L’histoire juge : d’un côté, un monument de la littérature, saga familiale au long cours et description habitée des lieux d’enfance de Steinbeck. Un roman difficilement adaptable au vu de son ampleur et de son souffle. De l’autre, un film d’Elia Kazan, déjà auréolé des succès d’Un tramway nommé désir et de Sur les Quais, et qui permet la découverte d’une étoile filante légendaire, James Dean.
Deux dates incontournables, donc.
Et pourtant, au risque de jouer la carte du blasphème, il y aurait tout de même à redire sur ce film et sa légende.
Certes, il est nécessaire de le resituer dans son contexte, et de souligner à quel point le comédien a su donner vigueur et panache à l’incarnation de la jeunesse, ce qui se confirmera dans son film suivant la même année, La Fureur de Vivre de Ray, étendard de cette génération en voie d’émancipation qu’est l’adolescence. Tout le film ne tourne qu’autour de lui, et bien en a pris à Kazan de n’adapter que la dernière partie du roman pour une relecture, sur une seule génération, de ce texte fondateur de la lutte fratricide entre Cain et Abel.
Mais il résulte de cette performance un déséquilibre qui porte atteinte à l’intégralité du récit. Les autres comédiens peinent à être à la hauteur, et particulièrement le frère aîné, incarnation de la juste trajectoire passive et puritaine, qui du fait de sa fadeur tend à affadir la démonstration.
On attend un peu vainement que Cal trouve une répartie à la hauteur de ses attentes. Certains passages soulignent bien l’impossibilité de communiquer dans la rigidité de codes moraux mortifères, mais sont le plus souvent doublés d’une démonstration assez pesante. Kazan a visiblement du mal à de détacher des conventions dramaturgiques, qu’on voyait déjà à l’œuvre dans Un tramway… : les événements s’enchainent trop rapidement, et imposent des compositions de bravoure qui semblent faire l’ellipse de tout ce qui pouvait contribuer à réellement incarner les personnages.
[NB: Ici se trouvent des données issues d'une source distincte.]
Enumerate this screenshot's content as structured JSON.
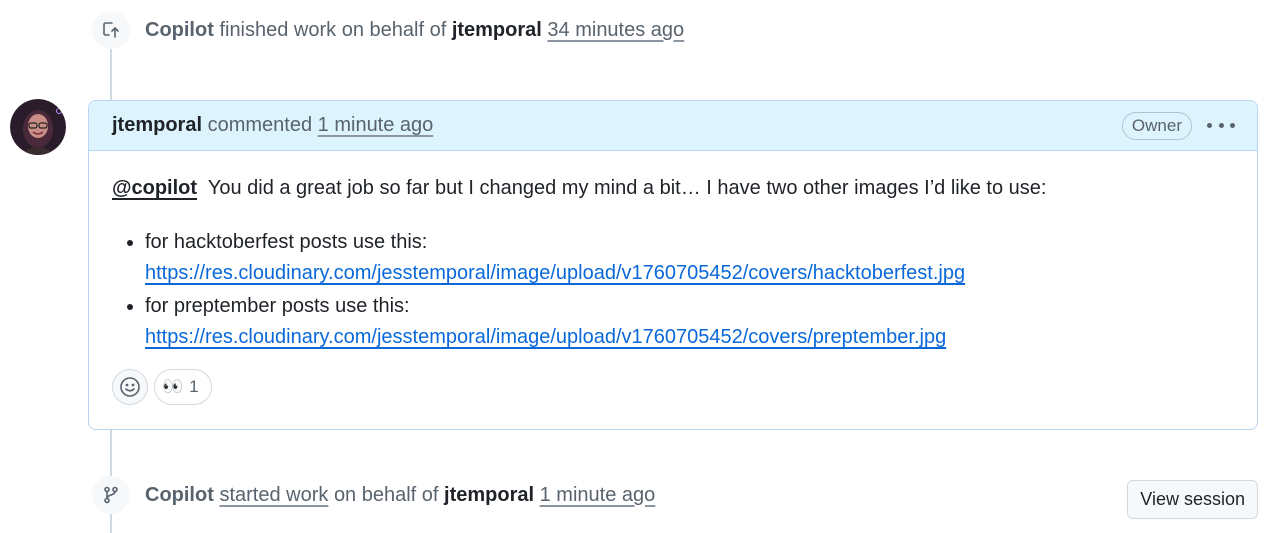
{
  "timeline": {
    "finished_event": {
      "actor": "Copilot",
      "action": "finished work on behalf of",
      "user": "jtemporal",
      "time": "34 minutes ago",
      "icon": "pull-request-close-icon"
    },
    "started_event": {
      "actor": "Copilot",
      "action_link": "started work",
      "action_rest": "on behalf of",
      "user": "jtemporal",
      "time": "1 minute ago",
      "icon": "git-branch-icon",
      "button_label": "View session"
    }
  },
  "comment": {
    "author": "jtemporal",
    "verb": "commented",
    "time": "1 minute ago",
    "role_badge": "Owner",
    "body": {
      "mention": "@copilot",
      "intro": "You did a great job so far but I changed my mind a bit… I have two other images I’d like to use:",
      "items": [
        {
          "text": "for hacktoberfest posts use this:",
          "link": "https://res.cloudinary.com/jesstemporal/image/upload/v1760705452/covers/hacktoberfest.jpg"
        },
        {
          "text": "for preptember posts use this:",
          "link": "https://res.cloudinary.com/jesstemporal/image/upload/v1760705452/covers/preptember.jpg"
        }
      ]
    },
    "reactions": [
      {
        "emoji": "👀",
        "count": "1"
      }
    ]
  },
  "colors": {
    "header_bg": "#ddf4ff",
    "border": "#b6d6f2",
    "link": "#0969da",
    "muted": "#59636e"
  }
}
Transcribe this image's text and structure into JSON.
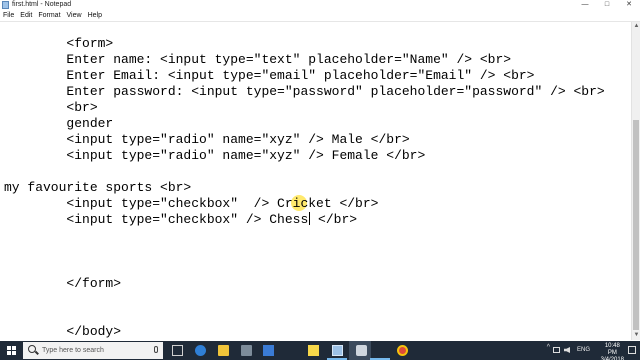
{
  "window": {
    "title": "first.html - Notepad",
    "controls": {
      "minimize": "—",
      "maximize": "□",
      "close": "✕"
    }
  },
  "menu": {
    "items": [
      "File",
      "Edit",
      "Format",
      "View",
      "Help"
    ]
  },
  "editor": {
    "lines": [
      "        <form>",
      "        Enter name: <input type=\"text\" placeholder=\"Name\" /> <br>",
      "        Enter Email: <input type=\"email\" placeholder=\"Email\" /> <br>",
      "        Enter password: <input type=\"password\" placeholder=\"password\" /> <br>",
      "        <br>",
      "        gender",
      "        <input type=\"radio\" name=\"xyz\" /> Male </br>",
      "        <input type=\"radio\" name=\"xyz\" /> Female </br>",
      "",
      "my favourite sports <br>",
      "        <input type=\"checkbox\"  /> Cricket </br>",
      "        <input type=\"checkbox\" /> Chess",
      "",
      "",
      "",
      "        </form>",
      "",
      "",
      "        </body>"
    ],
    "caret_line_tail": " </br>"
  },
  "taskbar": {
    "search_placeholder": "Type here to search",
    "tray": {
      "language": "ENG",
      "time": "10:48 PM",
      "date": "3/4/2018"
    },
    "icons": [
      "task-view-icon",
      "edge-icon",
      "file-explorer-icon",
      "store-icon",
      "mail-icon",
      "sticky-notes-icon",
      "notepad-icon",
      "settings-icon",
      "chrome-icon"
    ]
  }
}
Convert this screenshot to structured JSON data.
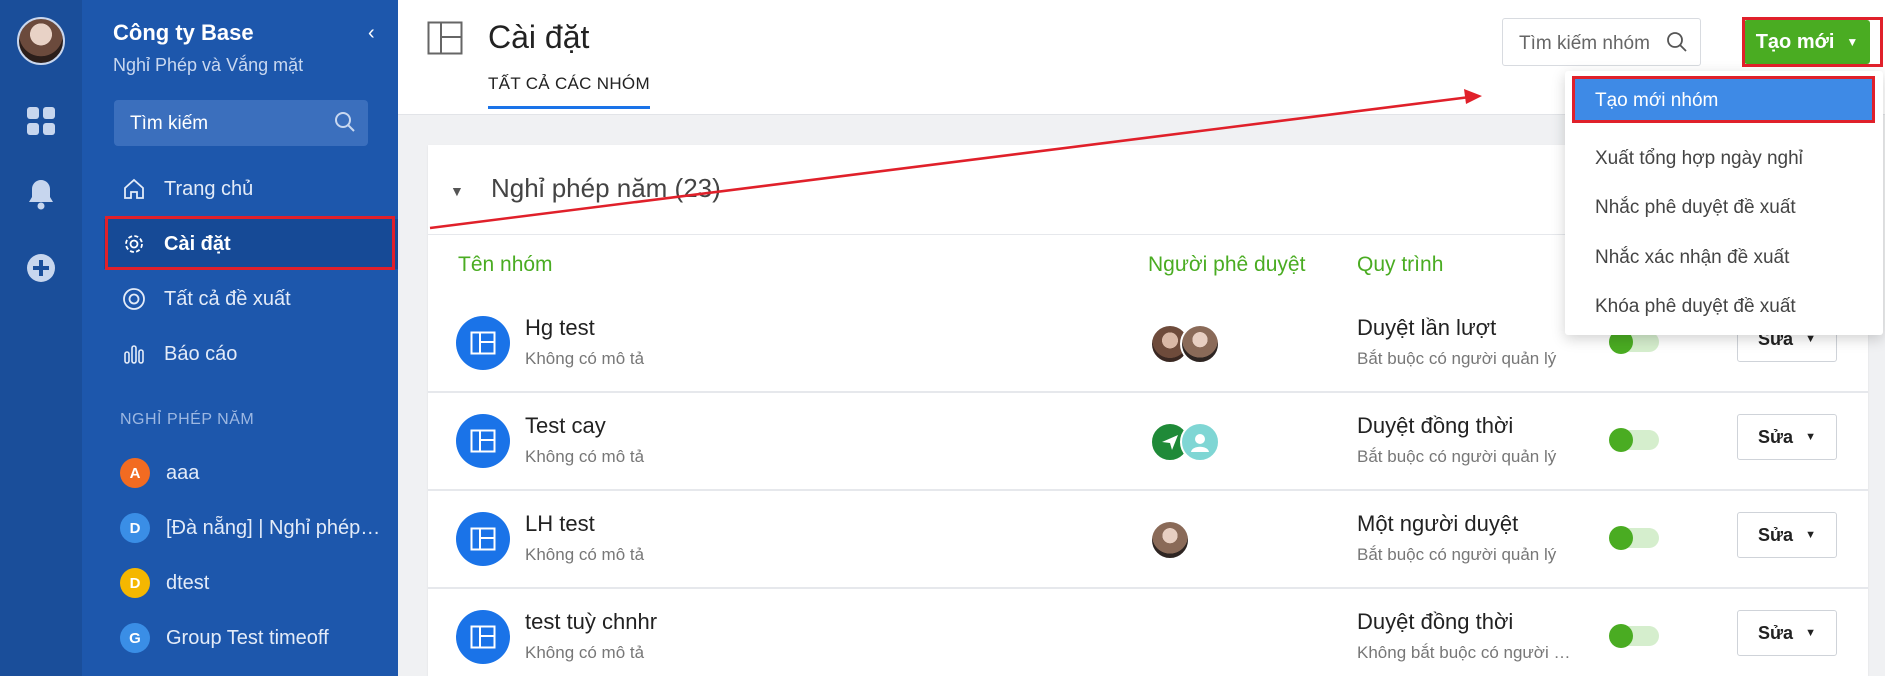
{
  "sidebar": {
    "company": "Công ty Base",
    "module": "Nghỉ Phép và Vắng mặt",
    "search_placeholder": "Tìm kiếm",
    "nav": [
      {
        "label": "Trang chủ",
        "icon": "home-icon"
      },
      {
        "label": "Cài đặt",
        "icon": "gear-icon"
      },
      {
        "label": "Tất cả đề xuất",
        "icon": "circle-icon"
      },
      {
        "label": "Báo cáo",
        "icon": "bar-chart-icon"
      }
    ],
    "section_label": "NGHỈ PHÉP NĂM",
    "groups": [
      {
        "initial": "A",
        "label": "aaa",
        "color": "#f26b21"
      },
      {
        "initial": "D",
        "label": "[Đà nẵng] | Nghỉ phép…",
        "color": "#3a8ee6"
      },
      {
        "initial": "D",
        "label": "dtest",
        "color": "#f5b700"
      },
      {
        "initial": "G",
        "label": "Group Test timeoff",
        "color": "#3a8ee6"
      }
    ]
  },
  "header": {
    "title": "Cài đặt",
    "tab": "TẤT CẢ CÁC NHÓM",
    "search_placeholder": "Tìm kiếm nhóm",
    "create_label": "Tạo mới"
  },
  "dropdown": {
    "items": [
      "Tạo mới nhóm",
      "Xuất tổng hợp ngày nghỉ",
      "Nhắc phê duyệt đề xuất",
      "Nhắc xác nhận đề xuất",
      "Khóa phê duyệt đề xuất"
    ]
  },
  "card": {
    "title": "Nghỉ phép năm (23)",
    "columns": {
      "name": "Tên nhóm",
      "approver": "Người phê duyệt",
      "process": "Quy trình"
    },
    "rows": [
      {
        "name": "Hg test",
        "desc": "Không có mô tả",
        "process": "Duyệt lần lượt",
        "process_desc": "Bắt buộc có người quản lý",
        "edit": "Sửa"
      },
      {
        "name": "Test cay",
        "desc": "Không có mô tả",
        "process": "Duyệt đồng thời",
        "process_desc": "Bắt buộc có người quản lý",
        "edit": "Sửa"
      },
      {
        "name": "LH test",
        "desc": "Không có mô tả",
        "process": "Một người duyệt",
        "process_desc": "Bắt buộc có người quản lý",
        "edit": "Sửa"
      },
      {
        "name": "test tuỳ chnhr",
        "desc": "Không có mô tả",
        "process": "Duyệt đồng thời",
        "process_desc": "Không bắt buộc có người …",
        "edit": "Sửa"
      }
    ]
  },
  "colors": {
    "rail": "#1a4e9a",
    "sidebar": "#1d57ac",
    "accent_green": "#4aac22",
    "accent_blue": "#1a73e8",
    "annotation_red": "#e0202a"
  }
}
La tragédie est écrite, les rapprochements avec l’intertexte biblique soulignés à l’envi, et l’on ne peut s’empêcher d’avoir le sentiment d’être sur les rails d’une démonstration qui se fera avec ou sans nous.
Peut-être est-ce la faute à l’incandescence du comédien, qui trouble la rotation des satellites autour de lui. Et de se prendre à rêver de ce qu’aurait pu donner sa carrière s’il avait eu le temps de juguler sa force et de trouver chef d’orchestre à sa juste mesure…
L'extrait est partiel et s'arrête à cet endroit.